The enterprise is nestled inside a nondescript office
complex in Gwinnett County. No signage proclaims the nature of what’s behind
the front door, and inside, there’s little in terms of furnishings or décor.
Despite this unassuming façade, the Norcross office is
the base for an operation that’s helping an increasing number of Georgians
afford their medications.
The Good Pill drug donation and reuse program is
now serving about 1,000 patients in the state, and the number has been growing
by 40 percent a month since its formal launch in January.
Good Pill is affiliated with a national nonprofit known
as Sirum (Supporting Initiatives to Redistribute Unused Medicine), which was
founded by students at Stanford University in California to help the uninsured
and underinsured and others struggling to pay their prescription costs.
Sirum and Good Pill co-founder Kiah Williams says about
20 nursing homes and five long-term care pharmacies donate unexpired
medications to Good Pill.
It’s a mail-order operation. Physicians can send a
prescription electronically, by phone or fax, or a patient can get a doctor to
send it, or have Good Pill work out a transfer from another pharmacy.
Sirum operates such programs in five states, but Good
Pill is the only one that distributes the medicines by mail order.
A small warehouse with the Good Pill office has rows of medications,
which are logged by a computer system. “We’re serving people all over the
state,’’ Williams says.
The Georgia General Assembly passed a law in 2016
establishing regulations for such a drug donation program.
One satisfied customer is Phil Demarcus, 64, of
Fayetteville, who has no health insurance.
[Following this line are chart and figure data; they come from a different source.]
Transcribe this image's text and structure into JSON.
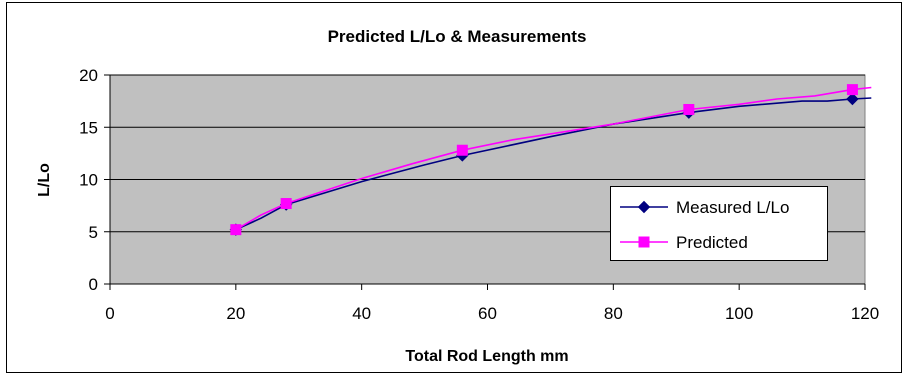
{
  "chart_data": {
    "type": "line",
    "title": "Predicted L/Lo & Measurements",
    "xlabel": "Total Rod Length mm",
    "ylabel": "L/Lo",
    "xlim": [
      0,
      120
    ],
    "ylim": [
      0,
      20
    ],
    "x_ticks": [
      0,
      20,
      40,
      60,
      80,
      100,
      120
    ],
    "y_ticks": [
      0,
      5,
      10,
      15,
      20
    ],
    "grid": "horizontal",
    "legend_position": "lower-right",
    "plot_background": "#c0c0c0",
    "series": [
      {
        "name": "Measured L/Lo",
        "color": "#000080",
        "marker": "diamond",
        "points": [
          [
            20,
            5.2
          ],
          [
            28,
            7.6
          ],
          [
            56,
            12.3
          ],
          [
            92,
            16.4
          ],
          [
            118,
            17.7
          ]
        ],
        "curve": [
          [
            20,
            5.2
          ],
          [
            24,
            6.3
          ],
          [
            28,
            7.6
          ],
          [
            40,
            9.8
          ],
          [
            50,
            11.4
          ],
          [
            56,
            12.3
          ],
          [
            70,
            14.1
          ],
          [
            80,
            15.3
          ],
          [
            92,
            16.4
          ],
          [
            100,
            17.0
          ],
          [
            110,
            17.5
          ],
          [
            114,
            17.5
          ],
          [
            118,
            17.7
          ],
          [
            121,
            17.8
          ]
        ]
      },
      {
        "name": "Predicted",
        "color": "#ff00ff",
        "marker": "square",
        "points": [
          [
            20,
            5.2
          ],
          [
            28,
            7.7
          ],
          [
            56,
            12.8
          ],
          [
            92,
            16.7
          ],
          [
            118,
            18.6
          ]
        ],
        "curve": [
          [
            20,
            5.2
          ],
          [
            24,
            6.6
          ],
          [
            28,
            7.7
          ],
          [
            40,
            10.1
          ],
          [
            48,
            11.5
          ],
          [
            56,
            12.8
          ],
          [
            64,
            13.8
          ],
          [
            80,
            15.3
          ],
          [
            92,
            16.7
          ],
          [
            100,
            17.2
          ],
          [
            106,
            17.7
          ],
          [
            112,
            18.0
          ],
          [
            118,
            18.6
          ],
          [
            121,
            18.8
          ]
        ]
      }
    ]
  }
}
He says he may save hundreds of
dollars a year on heart, cholesterol and diabetes medications through Good
Pill. He pays $6 for each 90-day supply of a drug. “It’s nothing but a
blessing,’’ he says.
The cost of drugs – and health care in general — can be
financially devastating for an uninsured individual or family. The Commonwealth
Fund, in its 2018 state scorecard, said that 17 percent of Georgia adults were
going without needed care due to cost.
Prices of prescription drugs, meanwhile, have soared over
recent years.
Bloomberg recently reported that 255 brand-name drugs had
increases between Feb. 1 and July 15, according to the drug pricing
website GoodRx.
Even for many people with insurance, high deductibles can
make some drugs unaffordable. In a national 2014 poll by the New York
Times and CBS News, 25 percent of families reported that in the past few years,
someone in their household had chosen not to fill a prescription, had taken
insufficient doses of their prescribed medicine or had skipped doses because of
cost.
Good Pill’s inventory has limits, of course. Its supplies
of some medications are currently low, so new patients are not being accepted
now for those drugs. But it has more than 400 different medications,
across the spectrum of chronic conditions.
Williams says Good Pill has dispensed $2 million of
medicines so far. It’s in need of not only donations, but also volunteer
pharmacists and pharmacy techs and students. “We’re also interested in partnering
with other safety-net providers whose patients need medications.”
“We think there’s a huge opportunity for hospitals’’ to
donate unexpired drugs, Williams adds.
According to the National Conference on State
Legislatures, 38 states have such donation and reuse laws, but many don’t have
functioning programs. Common obstacles include a lack of awareness about the
programs, no central agency designated to operate and fund the program, and
added work and responsibility for repository sites that accept the donations.
Like other such reuse programs, Good Pill does not
distribute expired medications, opioids or any controlled substances. The drugs
donated must be unopened and in sealed, tamper-resistant packaging.
Donna Looper, executive director of the Georgia
Charitable Care Network, says Good Pill/Sirum “is one of the many great
available resources free and charity clinics use to help their patients get the
meds they need.”
Though she has Medicare’s drug coverage, Elaine Francis
of Lawrenceville says the cost of her eight medications can get unmanageable.
She gets three of her prescriptions through Good Pill. Francis estimates that
she has saved $1,000 over six months through Good Pill. She’s also urging her
son, who is uninsured, to sign up for the program.
“I’m looking to keep my prescription payments at a
livable level,’’ she says. Good Pill, she says, “is a way people can stay
healthy. And you don’t have to pick it up — they mail it. You can’t beat that.”